Сам же Соловьев, разумеется, не предполагавший проливать ради осуществления своего проекта «потоки крови», взялся хлопотать о нем в качестве одного из исполнителей будущей триединой власти перед двумя другими – папой и русским императором. Нужно ли говорить, что эти немыслимые хлопоты были тщетны, но можно также быть уверенным, что отмечаемое всеми биографами разочарование Соловьева в своем замысле всемирной теократии произошло не исключительно под влиянием такого неуспеха, – неотделимость христианства от свободы, как ведущий принцип мировоззрения, перевесила в душе реформатора соблазн скорейшей гармонизации мира извне. В литературе о Соловьеве преобладает мнение, что разочарование это привело его к полнейшей катастрофе, к отказу от взгляда на историю как на осмысленный поступательный процесс и к мрачным пророчествам о близком конце бессильного человечества, совершенствовать которое невозможно, да и не нужно.

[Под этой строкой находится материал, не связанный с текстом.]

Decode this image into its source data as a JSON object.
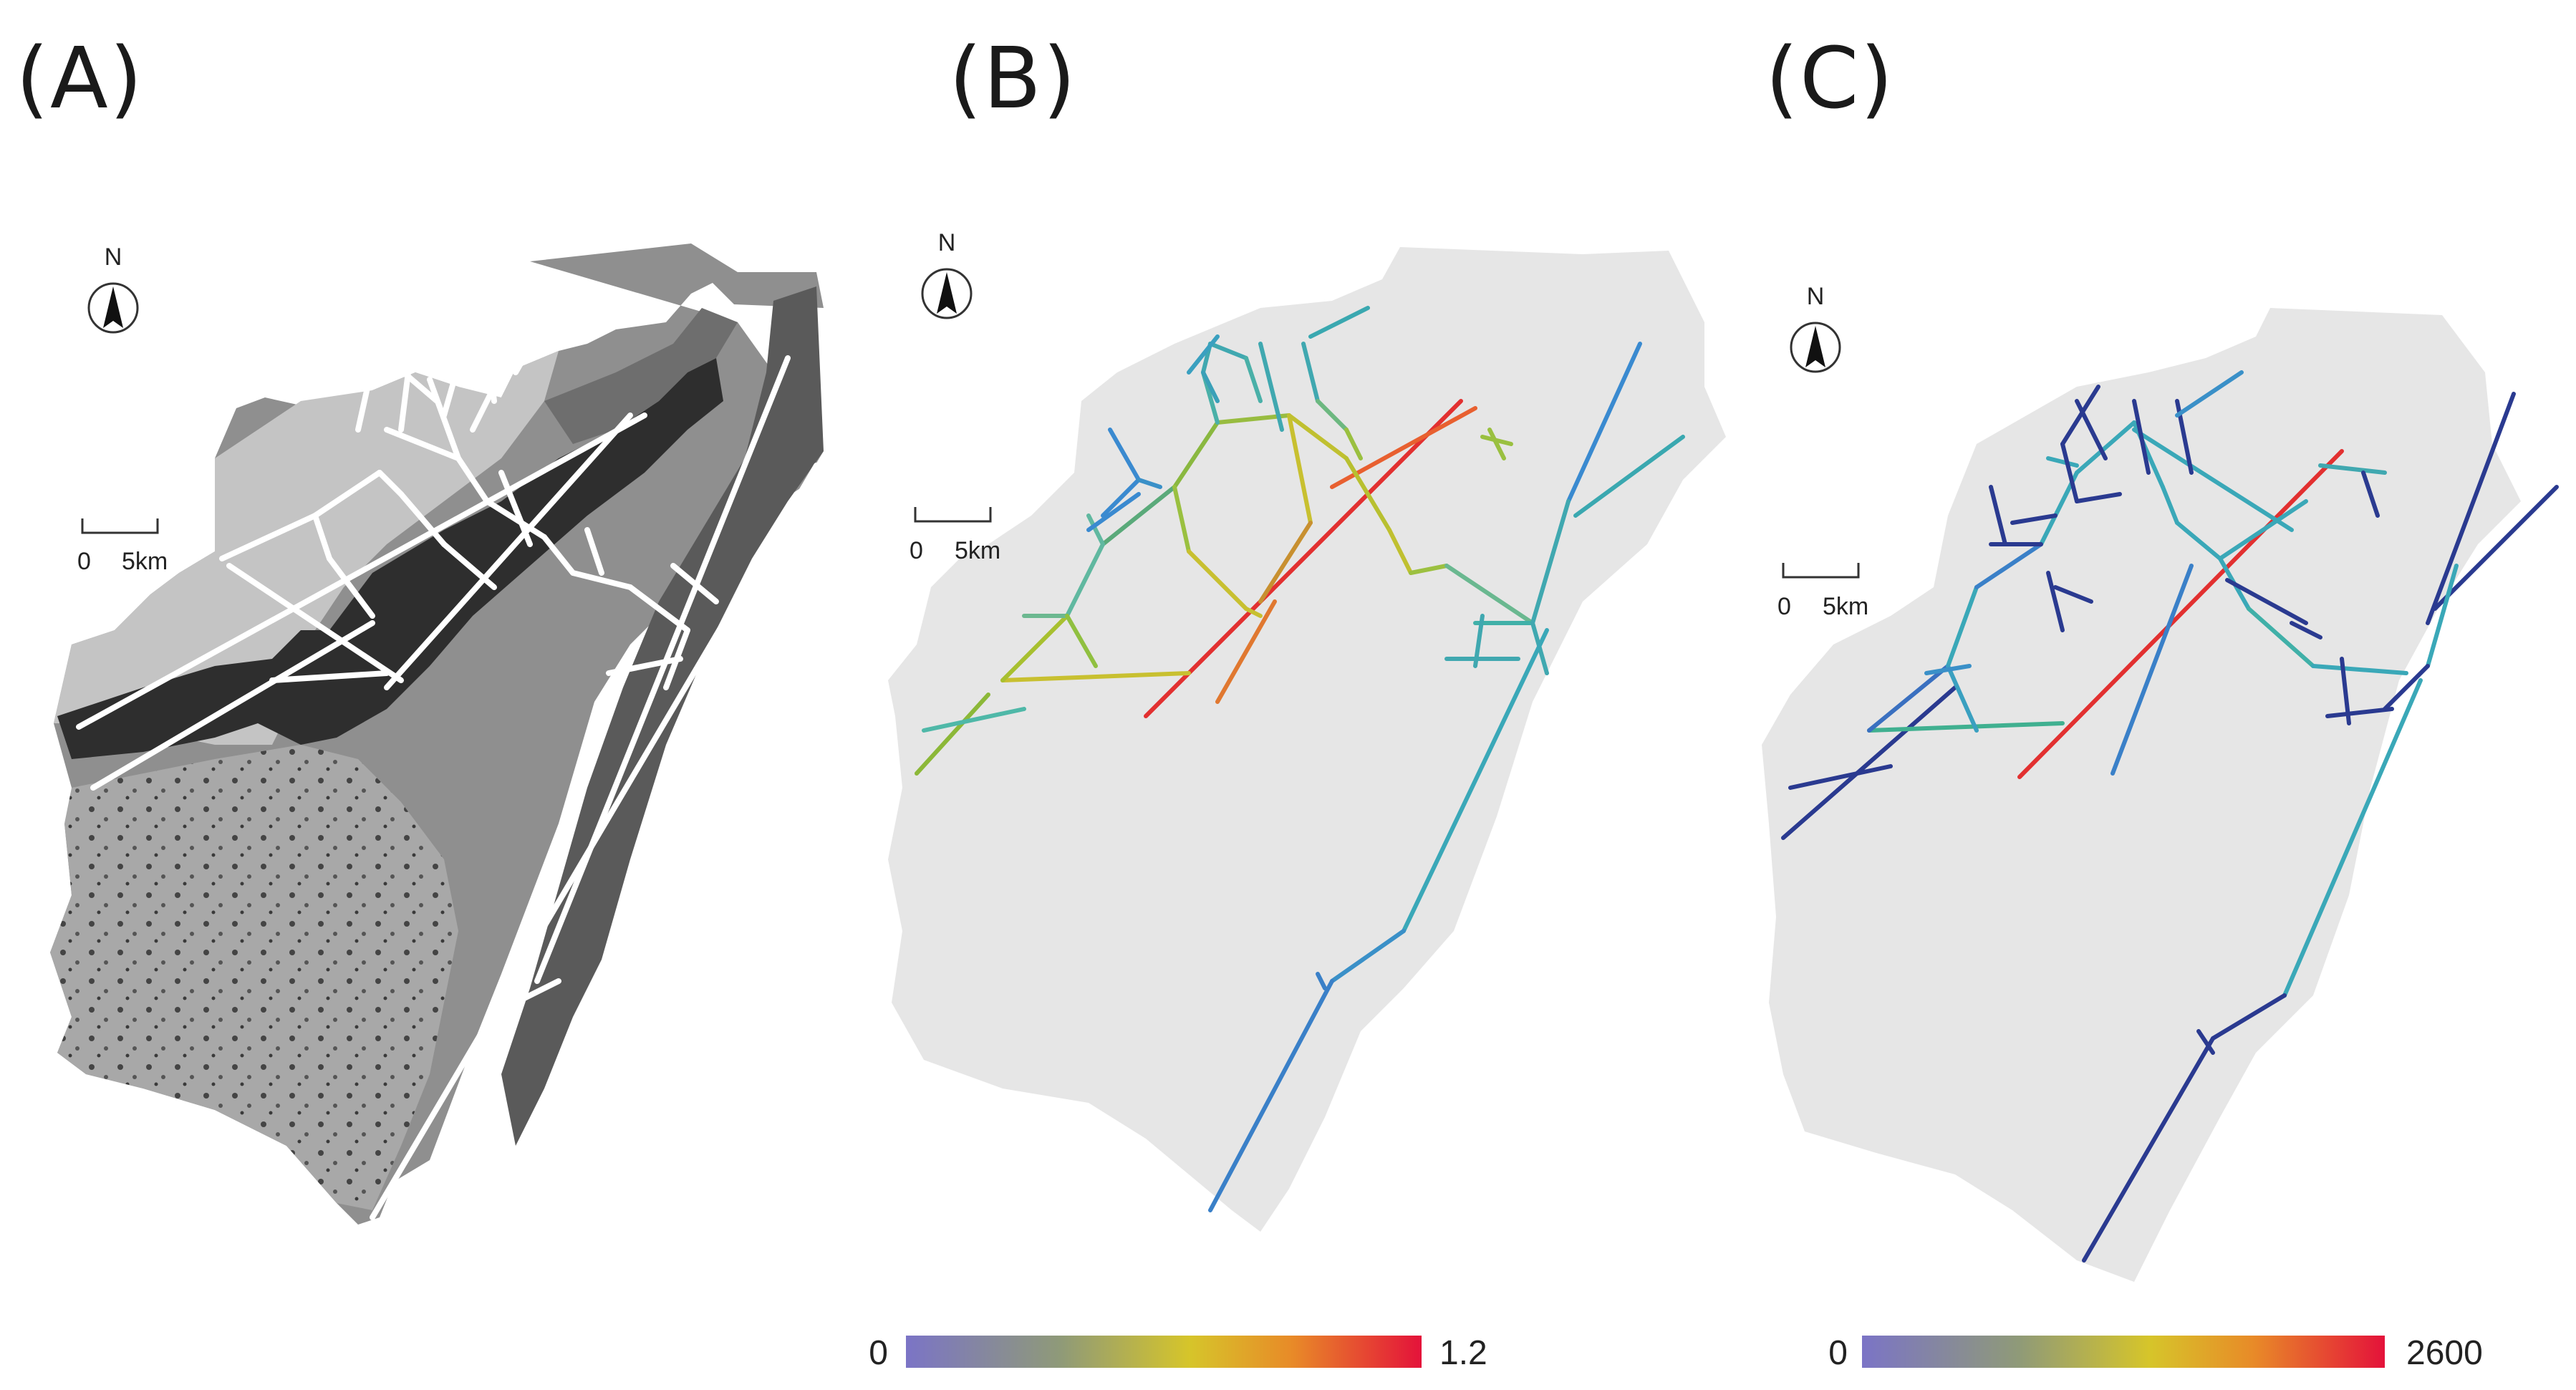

Однако на самом деле Соловьев вышел из испытания, связанного с заманчивой и несбыточной реорганизацией мира, не сокрушенным, а очистившимся. Он ищет и в поздние годы находит новое соотношение между временным и надвременным, между повседневным делом христианской цивилизации и эсхатологическим завершением истории. В мае-июне 1896 года он пишет своему французскому корреспонденту католику Евгению Тавернье: «Надо раз навсегда отказаться от идеи могущества и внешнего величия теократии как прямой и немедленной цели христианской политики. Цель ее —справедливость<…>»[278 - Соловьев В.С. Письма. Т. 4. С. 221.]. И тут же Соловьев излагает новый «план христианской политики» в свете евангельских пророчеств о конце мира. Человечество, рассуждает он, должно быть подготовлено к последнему противостоянию добра и зла в том смысле, чтобы каждый человек мог сознательно и свободно совершить свой выбор за или против Христа. А значит, существует поле конкретной деятельности «для настоящей концентрации христианства» – создание условий как в сфере общественной жизни, так и в области умственного и духовного просвещения, при которых такой личный выбор не мог бы оказаться плодом недоразумения или случайности. По мысли Соловьева, победа христианства в метаистории, обещанная в Новом завете, не предполагает «пассивного ожидания» и не будет просто результатом внешнего чуда, «актом божественного всемогущества», «ибо в таком случае вся история христианства была бы излишней»[279 - Соловьев В.С. Письма. Т. 4. С. 221.]. Как видим, в конце жизни Соловьев освобождает свою заветную идею Богочеловечества – взаимодействия человечества с Богом – от бесконфликтного благодушия и придает ей высшее напряжение перед последним актом истории: «Очевидно, что Иисус Христос, чтобы восторжествовать истинно и разумно над антихристом, нуждается в нашем сотрудничестве»[280 - Там же.]. Напомним также, что предсмертная апокалиптическая «Краткая повесть об антихристе», в которой принято видеть полный отказ от участия в истории, включена Соловьевым в сочинение «Три разговора», где ведется речь о проблемах мирского общежития, полемика с Львом Толстым по вопросу о непротивлении, обсуждение ближайших международных прогнозов и т.п., интерес к чему был бы бессмыслен, если бы Соловьев не ставил развязку истории в некую зависимость от всех этих забот.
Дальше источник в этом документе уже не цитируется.